A diretora de Recursos Humanos e Sustentabilidade da SulAmérica, Patrícia Coimbra, integrará o debate sobre a liderança de mercado em finanças sustentáveis. Entre outras abordagens, a proposta é a de apresentar as boas práticas em termos sociais, ambientais e econômicos, desafios e oportunidades neste processo, e como o exemplo da companhia pode servir de inspiração para outros players.

“A SulAmérica é pioneira no emprego da metodologia de reportar indicadores socioambientais. Também é signatária e conselheira da iniciativa dos Princípios para Sustentabilidade em Seguros (PSI) e dos Princípios para o Investimento Responsável (PRI). Participar da mesa é uma oportunidade de compartilhar um pouco de nossa experiência e de como a participação na UNEP FI colaborou com esse processo”, afirma Patrícia.

Outra sessão terá a participação do superintendente de Sustentabilidade, Tomás Carmona. Ele será um dos debatedores no painel que abordará formas de assegurar a implementação do PSI nas companhias, e ainda principais oportunidades para o mercado de seguros usando tais iniciativas.

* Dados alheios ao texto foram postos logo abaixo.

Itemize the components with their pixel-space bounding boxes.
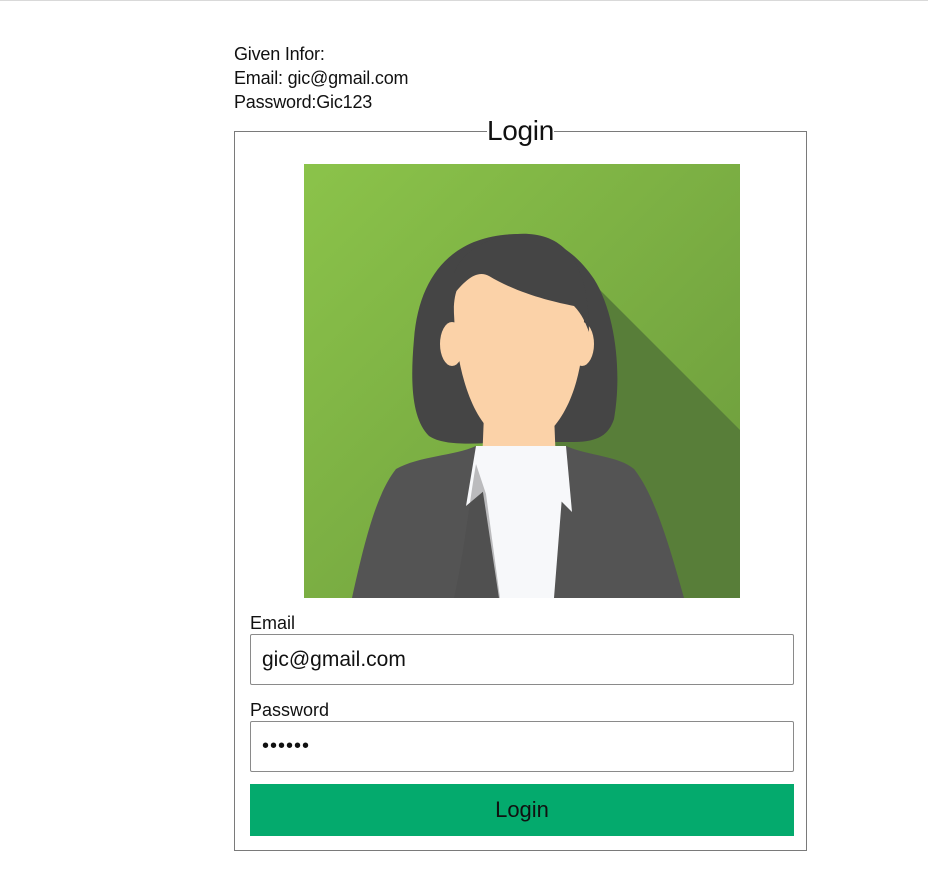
email-label: Email xyxy=(250,613,296,633)
given-info: Given Infor: Email: gic@gmail.com Passwo… xyxy=(234,42,409,114)
password-label: Password xyxy=(250,700,330,720)
given-info-email: Email: gic@gmail.com xyxy=(234,68,409,88)
password-field[interactable] xyxy=(250,721,794,772)
login-legend: Login xyxy=(486,115,554,146)
login-button[interactable]: Login xyxy=(250,784,794,836)
email-field[interactable] xyxy=(250,634,794,685)
given-info-password: Password:Gic123 xyxy=(234,92,373,112)
given-info-heading: Given Infor: xyxy=(234,44,325,64)
page-top-border xyxy=(0,0,928,1)
businesswoman-avatar-icon xyxy=(304,164,740,598)
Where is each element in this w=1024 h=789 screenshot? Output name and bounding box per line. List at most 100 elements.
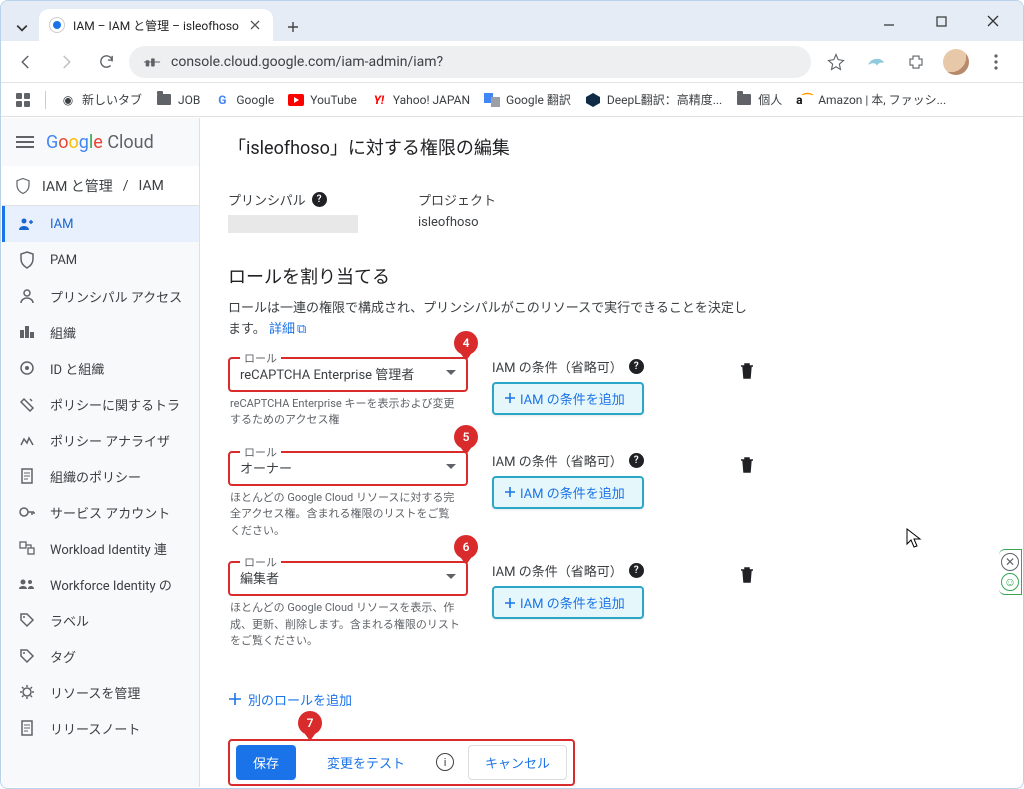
profile-avatar-button[interactable]	[943, 49, 969, 75]
forward-button[interactable]	[49, 45, 83, 79]
bookmark-item[interactable]: Google 翻訳	[484, 91, 571, 108]
add-condition-button[interactable]: IAM の条件を追加	[492, 476, 644, 509]
sidebar-item[interactable]: 組織	[2, 314, 199, 350]
role-description: ほとんどの Google Cloud リソースを表示、作成、更新、削除します。含…	[230, 600, 460, 650]
role-select[interactable]: ロール オーナー	[228, 451, 468, 486]
sidebar-item[interactable]: PAM	[2, 242, 199, 278]
sidebar-item-label: プリンシパル アクセス	[50, 287, 182, 306]
bookmark-item[interactable]: YouTube	[288, 92, 357, 108]
save-button[interactable]: 保存	[236, 745, 296, 780]
delete-role-button[interactable]	[740, 363, 754, 383]
role-select[interactable]: ロール reCAPTCHA Enterprise 管理者	[228, 357, 468, 392]
sidebar-item[interactable]: ポリシーに関するトラ	[2, 386, 199, 422]
sidebar-item-label: リリースノート	[50, 719, 140, 738]
reload-button[interactable]	[89, 45, 123, 79]
floating-support-widget[interactable]: ✕ ☺	[999, 549, 1022, 595]
add-role-button[interactable]: 別のロールを追加	[228, 690, 352, 709]
bookmark-star-button[interactable]	[823, 49, 849, 75]
sidebar-item[interactable]: リソースを管理	[2, 674, 199, 710]
sidebar-item[interactable]: Workforce Identity の	[2, 566, 199, 602]
assign-role-title: ロールを割り当てる	[228, 263, 994, 289]
page-title: 「isleofhoso」に対する権限の編集	[228, 134, 994, 160]
favicon-icon	[49, 17, 65, 33]
role-field-label: ロール	[240, 444, 281, 460]
help-icon[interactable]: ?	[629, 563, 644, 578]
plus-icon	[504, 392, 516, 404]
bookmark-item[interactable]: a⁀Amazon | 本, ファッシ...	[796, 91, 946, 108]
test-changes-button[interactable]: 変更をテスト	[310, 745, 422, 780]
chrome-menu-button[interactable]	[983, 49, 1009, 75]
add-condition-button[interactable]: IAM の条件を追加	[492, 586, 644, 619]
bookmark-item[interactable]: GGoogle	[214, 92, 274, 108]
sidebar-item-icon	[18, 251, 36, 269]
add-condition-button[interactable]: IAM の条件を追加	[492, 382, 644, 415]
extensions-button[interactable]	[903, 49, 929, 75]
role-field-label: ロール	[240, 350, 281, 366]
deepl-icon	[585, 92, 601, 108]
sidebar-item[interactable]: プリンシパル アクセス	[2, 278, 199, 314]
sidebar: Google Cloud IAM と管理 / IAM IAM PAM プリンシパル …	[2, 118, 200, 787]
sidebar-item[interactable]: サービス アカウント	[2, 494, 199, 530]
help-icon[interactable]: ?	[312, 192, 327, 207]
hamburger-menu-button[interactable]	[16, 136, 34, 148]
cancel-button[interactable]: キャンセル	[468, 745, 567, 780]
project-value: isleofhoso	[418, 215, 496, 230]
sidebar-item[interactable]: ID と組織	[2, 350, 199, 386]
sidebar-item[interactable]: ラベル	[2, 602, 199, 638]
browser-tab-active[interactable]: IAM – IAM と管理 – isleofhoso	[39, 9, 273, 41]
chevron-down-icon	[446, 574, 456, 579]
sidebar-item[interactable]: ポリシー アナライザ	[2, 422, 199, 458]
delete-role-button[interactable]	[740, 567, 754, 587]
help-icon[interactable]: ?	[629, 453, 644, 468]
sidebar-item-icon	[18, 578, 36, 590]
browser-titlebar: IAM – IAM と管理 – isleofhoso	[1, 1, 1023, 41]
action-buttons: 保存 変更をテスト i キャンセル	[228, 739, 575, 786]
delete-role-button[interactable]	[740, 457, 754, 477]
main-content: 「isleofhoso」に対する権限の編集 プリンシパル? プロジェクト isl…	[200, 118, 1022, 787]
role-value: 編集者	[240, 572, 279, 587]
window-close-button[interactable]	[975, 6, 1011, 36]
close-tab-button[interactable]	[247, 17, 263, 33]
google-cloud-logo[interactable]: Google Cloud	[46, 132, 154, 153]
annotation-callout: 4	[454, 331, 478, 355]
sidebar-item[interactable]: リリースノート	[2, 710, 199, 746]
extension-dolphin-icon[interactable]	[863, 49, 889, 75]
sidebar-item-icon	[18, 507, 36, 517]
product-breadcrumb[interactable]: IAM と管理 / IAM	[2, 166, 199, 206]
tab-dropdown-button[interactable]	[9, 15, 35, 41]
new-tab-button[interactable]	[279, 13, 307, 41]
plus-icon	[228, 692, 242, 706]
sidebar-item-icon	[18, 360, 36, 376]
sidebar-item-icon	[18, 433, 36, 447]
url-field[interactable]: console.cloud.google.com/iam-admin/iam?	[129, 46, 811, 78]
bookmark-item[interactable]: ◉新しいタブ	[60, 91, 142, 108]
help-icon[interactable]: ?	[629, 359, 644, 374]
url-text: console.cloud.google.com/iam-admin/iam?	[171, 54, 443, 70]
bookmark-item[interactable]: Y!Yahoo! JAPAN	[371, 92, 470, 108]
role-select[interactable]: ロール 編集者	[228, 561, 468, 596]
sidebar-item-icon	[18, 648, 36, 664]
sidebar-item-label: Workforce Identity の	[50, 575, 172, 594]
sidebar-item[interactable]: タグ	[2, 638, 199, 674]
annotation-callout: 7	[298, 711, 322, 735]
sidebar-item-label: ID と組織	[50, 359, 104, 378]
sidebar-item[interactable]: Workload Identity 連	[2, 530, 199, 566]
sidebar-item[interactable]: IAM	[2, 206, 199, 242]
bookmark-item[interactable]: DeepL翻訳：高精度...	[585, 91, 722, 108]
back-button[interactable]	[9, 45, 43, 79]
apps-grid-icon[interactable]	[15, 92, 31, 108]
plus-icon	[504, 597, 516, 609]
condition-label: IAM の条件（省略可） ?	[492, 357, 644, 376]
sidebar-item-label: PAM	[50, 253, 77, 268]
google-translate-icon	[484, 92, 500, 108]
sidebar-item-icon	[18, 612, 36, 628]
sidebar-item-label: ポリシーに関するトラ	[50, 395, 180, 414]
window-maximize-button[interactable]	[923, 6, 959, 36]
sidebar-item-label: タグ	[50, 647, 76, 666]
bookmark-item[interactable]: 個人	[736, 91, 782, 108]
details-link[interactable]: 詳細⧉	[269, 322, 306, 337]
sidebar-item[interactable]: 組織のポリシー	[2, 458, 199, 494]
window-minimize-button[interactable]	[871, 6, 907, 36]
bookmark-item[interactable]: JOB	[156, 92, 200, 108]
info-icon[interactable]: i	[436, 753, 454, 771]
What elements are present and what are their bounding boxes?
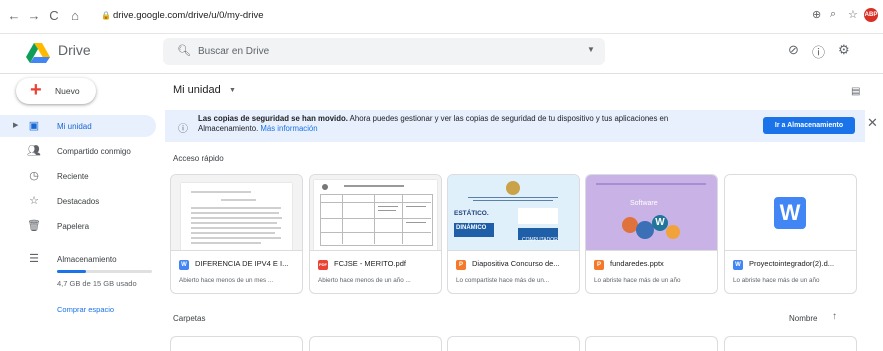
info-icon: ⓘ [178, 124, 188, 135]
file-meta: Abierto hace menos de un mes ... [179, 277, 274, 284]
file-name: fundaredes.pptx [610, 259, 664, 268]
address-bar[interactable]: drive.google.com/drive/u/0/my-drive [113, 10, 263, 21]
folder-card[interactable] [170, 336, 303, 351]
file-meta: Abierto hace menos de un año ... [318, 277, 411, 284]
app-name[interactable]: Drive [58, 42, 91, 58]
folder-card[interactable] [585, 336, 718, 351]
slide-text: DINÁMICO [456, 225, 487, 231]
file-thumbnail [171, 175, 302, 250]
word-file-icon: W [179, 260, 189, 270]
forward-icon[interactable]: → [26, 8, 42, 23]
powerpoint-file-icon: P [594, 260, 604, 270]
page-title[interactable]: Mi unidad [173, 84, 221, 96]
file-meta: Lo abriste hace más de un año [594, 277, 681, 284]
arrow-up-icon[interactable]: ↑ [832, 311, 837, 322]
home-icon[interactable]: ⌂ [67, 8, 83, 23]
zoom-icon[interactable]: ⌕ [830, 8, 836, 21]
sidebar-item-shared[interactable]: Compartido conmigo [57, 147, 131, 156]
bookmark-star-icon[interactable]: ☆ [848, 8, 858, 21]
people-icon: 👥︎ [27, 145, 41, 157]
search-input[interactable] [198, 40, 578, 62]
slides-file-icon: P [456, 260, 466, 270]
new-button-label: Nuevo [55, 86, 80, 96]
quick-access-card[interactable]: W W Proyectointegrador(2).d... Lo abrist… [724, 174, 857, 294]
slide-text: ESTÁTICO. [454, 210, 489, 217]
trash-icon: 🗑︎ [27, 220, 41, 232]
header-divider [0, 73, 883, 74]
file-info: W DIFERENCIA DE IPV4 E I... Abierto hace… [171, 250, 302, 293]
search-options-icon[interactable]: ▼ [587, 45, 595, 54]
lock-icon: 🔒 [101, 11, 111, 20]
star-icon: ☆ [29, 195, 39, 207]
storage-usage-text: 4,7 GB de 15 GB usado [57, 279, 137, 288]
folder-card[interactable] [724, 336, 857, 351]
file-meta: Lo compartiste hace más de un... [456, 277, 550, 284]
drive-logo[interactable] [26, 43, 50, 63]
file-info: PDF FCJSE - MERITO.pdf Abierto hace meno… [310, 250, 441, 293]
sidebar-item-starred[interactable]: Destacados [57, 197, 99, 206]
chevron-down-icon[interactable]: ▼ [229, 87, 236, 94]
file-name: Diapositiva Concurso de... [472, 259, 560, 268]
pdf-file-icon: PDF [318, 260, 328, 270]
folder-card[interactable] [447, 336, 580, 351]
folders-heading: Carpetas [173, 314, 206, 323]
close-icon[interactable]: ✕ [867, 115, 878, 131]
file-thumbnail: Software W [586, 175, 717, 250]
plus-icon: + [30, 79, 42, 101]
sidebar-item-trash[interactable]: Papelera [57, 222, 89, 231]
slide-text: COMPUTADOR [522, 237, 558, 243]
file-name: Proyectointegrador(2).d... [749, 259, 835, 268]
file-thumbnail: ESTÁTICO. DINÁMICO COMPUTADOR [448, 175, 579, 250]
quick-access-card[interactable]: W DIFERENCIA DE IPV4 E I... Abierto hace… [170, 174, 303, 294]
storage-icon: ☰ [29, 253, 39, 265]
banner-message: Las copias de seguridad se han movido. A… [198, 114, 718, 134]
word-file-icon: W [733, 260, 743, 270]
sidebar-item-label: Mi unidad [57, 122, 92, 131]
quick-access-heading: Acceso rápido [173, 154, 224, 163]
buy-storage-link[interactable]: Comprar espacio [57, 305, 114, 314]
quick-access-card[interactable]: PDF FCJSE - MERITO.pdf Abierto hace meno… [309, 174, 442, 294]
file-thumbnail [310, 175, 441, 250]
file-info: W Proyectointegrador(2).d... Lo abriste … [725, 250, 856, 293]
banner-title: Las copias de seguridad se han movido. [198, 114, 348, 123]
help-icon[interactable]: ⓘ [812, 42, 825, 61]
quick-access-card[interactable]: Software W P fundaredes.pptx Lo abriste … [585, 174, 718, 294]
storage-bar-fill [57, 270, 86, 273]
file-thumbnail: W [725, 175, 856, 250]
adblock-extension-icon[interactable]: ABP [864, 8, 878, 22]
sidebar-item-recent[interactable]: Reciente [57, 172, 89, 181]
file-name: FCJSE - MERITO.pdf [334, 259, 406, 268]
sidebar-item-storage[interactable]: Almacenamiento [57, 255, 117, 264]
settings-icon[interactable]: ⚙ [838, 42, 850, 58]
sort-by-name[interactable]: Nombre [789, 314, 817, 323]
extensions-icon[interactable]: ⊕ [812, 8, 821, 21]
go-to-storage-button[interactable]: Ir a Almacenamiento [763, 117, 855, 134]
file-meta: Lo abriste hace más de un año [733, 277, 820, 284]
clock-icon: ◷ [29, 170, 39, 182]
file-info: P Diapositiva Concurso de... Lo comparti… [448, 250, 579, 293]
quick-access-card[interactable]: ESTÁTICO. DINÁMICO COMPUTADOR P Diaposit… [447, 174, 580, 294]
slide-text: Software [630, 200, 658, 207]
list-view-icon[interactable]: ▤ [851, 86, 860, 97]
folder-card[interactable] [309, 336, 442, 351]
expand-arrow-icon[interactable]: ▶ [13, 121, 18, 129]
file-info: P fundaredes.pptx Lo abriste hace más de… [586, 250, 717, 293]
learn-more-link[interactable]: Más información [260, 124, 317, 133]
reload-icon[interactable]: C [46, 8, 62, 23]
back-icon[interactable]: ← [6, 8, 22, 23]
file-name: DIFERENCIA DE IPV4 E I... [195, 259, 289, 268]
drive-icon: ▣ [28, 120, 40, 132]
word-large-icon: W [774, 197, 806, 229]
search-icon[interactable]: 🔍︎ [177, 44, 191, 57]
ready-offline-icon[interactable]: ⊘ [788, 42, 799, 58]
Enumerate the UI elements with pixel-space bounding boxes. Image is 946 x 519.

“Vamos mostrar que os bons princípios e práticas ambientais, sociais e de governança corporativa estão presentes em todas as áreas da SulAmérica. E que a adoção deles e sua constante vigilância objetivam um equilíbrio que beneficia o negócio e a sociedade”, afirma Carmona, que integra o conselho global do PSI.

UNEP FI – A Iniciativa Financeira do Programa das Nações Unidas para o Meio Ambiente (UNEP FI) é fruto de uma parceria entre a ONU e o setor financeiro criado na Eco-92, no Rio de Janeiro. Ele é composto por mais de 200 instituições financeiras, tais como bancos, seguradoras e investidores, e tem como missão promover as finanças sustentáveis buscando entender os desafios ambientais e sociais da atualidade, seus impactos nos negócios e como enfrentá-los.